2. Removal of Interference: Remove irrelevant data that involved with confusing keywords like "Fried Chicken Flu", "Heartbroken","influence" etc. These data are irrelevant while containing keywords that we mentioned above.

3. After the above process, I have manually split the created timestamp into date and time of the day.

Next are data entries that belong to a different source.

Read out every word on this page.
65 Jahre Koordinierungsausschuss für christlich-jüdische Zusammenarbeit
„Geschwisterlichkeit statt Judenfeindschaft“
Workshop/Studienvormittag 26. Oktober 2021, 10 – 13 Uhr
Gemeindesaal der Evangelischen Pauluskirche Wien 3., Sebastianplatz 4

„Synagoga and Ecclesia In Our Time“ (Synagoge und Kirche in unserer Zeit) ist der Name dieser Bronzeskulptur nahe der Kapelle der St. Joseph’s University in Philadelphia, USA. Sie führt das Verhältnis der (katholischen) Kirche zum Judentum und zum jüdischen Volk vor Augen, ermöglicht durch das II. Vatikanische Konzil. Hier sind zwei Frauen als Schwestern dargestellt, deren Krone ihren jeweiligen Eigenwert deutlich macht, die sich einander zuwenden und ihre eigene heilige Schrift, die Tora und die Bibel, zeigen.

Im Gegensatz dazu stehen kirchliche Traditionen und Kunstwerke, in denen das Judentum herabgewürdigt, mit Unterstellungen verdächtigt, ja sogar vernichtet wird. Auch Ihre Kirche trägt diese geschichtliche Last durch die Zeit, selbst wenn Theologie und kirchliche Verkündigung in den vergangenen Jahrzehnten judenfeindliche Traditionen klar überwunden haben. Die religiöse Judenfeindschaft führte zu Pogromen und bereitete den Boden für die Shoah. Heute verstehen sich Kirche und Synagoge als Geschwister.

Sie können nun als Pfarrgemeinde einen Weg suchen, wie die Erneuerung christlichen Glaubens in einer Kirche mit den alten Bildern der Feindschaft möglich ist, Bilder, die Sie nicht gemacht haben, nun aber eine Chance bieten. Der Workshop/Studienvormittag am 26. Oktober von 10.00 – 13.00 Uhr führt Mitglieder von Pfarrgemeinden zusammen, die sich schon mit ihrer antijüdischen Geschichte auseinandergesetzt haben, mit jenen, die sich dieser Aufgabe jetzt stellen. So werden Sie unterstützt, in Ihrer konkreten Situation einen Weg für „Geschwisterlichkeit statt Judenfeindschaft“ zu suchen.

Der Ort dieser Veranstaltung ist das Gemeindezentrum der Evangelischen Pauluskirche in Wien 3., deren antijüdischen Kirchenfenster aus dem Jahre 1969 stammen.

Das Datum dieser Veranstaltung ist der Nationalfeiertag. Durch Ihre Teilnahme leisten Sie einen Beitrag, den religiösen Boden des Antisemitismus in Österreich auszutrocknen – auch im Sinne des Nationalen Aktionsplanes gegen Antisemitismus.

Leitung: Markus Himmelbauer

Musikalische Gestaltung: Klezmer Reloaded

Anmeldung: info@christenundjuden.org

4. With the cleaned dataset, I have manually split the “Location” data into two columns of Latitude and Longitude in Excel. Moreover, I have binned the time of day into two categories: Day time (8:00 a.m. – 6:00 p.m.) and Night time (6:00 p.m. – 8:00 p.m.). This process is meant for further analysis of people’s daytime and nighttime moving patterns by its GPS location.

TimeBin.PNG

5. Additionally, to create a polygon diagram, I have binned the longitude into 10 bins and latitude into 5 bins. By categorizing the latitude and longitude, we can build up a 5*10 matrix. Each area has a unique grid code, while grid 14, 15,16, 24, 25, 26 are re-coded as "Central" area as they have covered the Downtown and Uptown regions. Other areas are re-coded by their orientations.For instance, "North", "North-East", "North-west", "West", "East", "South", "South-East", "South-West".

Polygongrid.PNG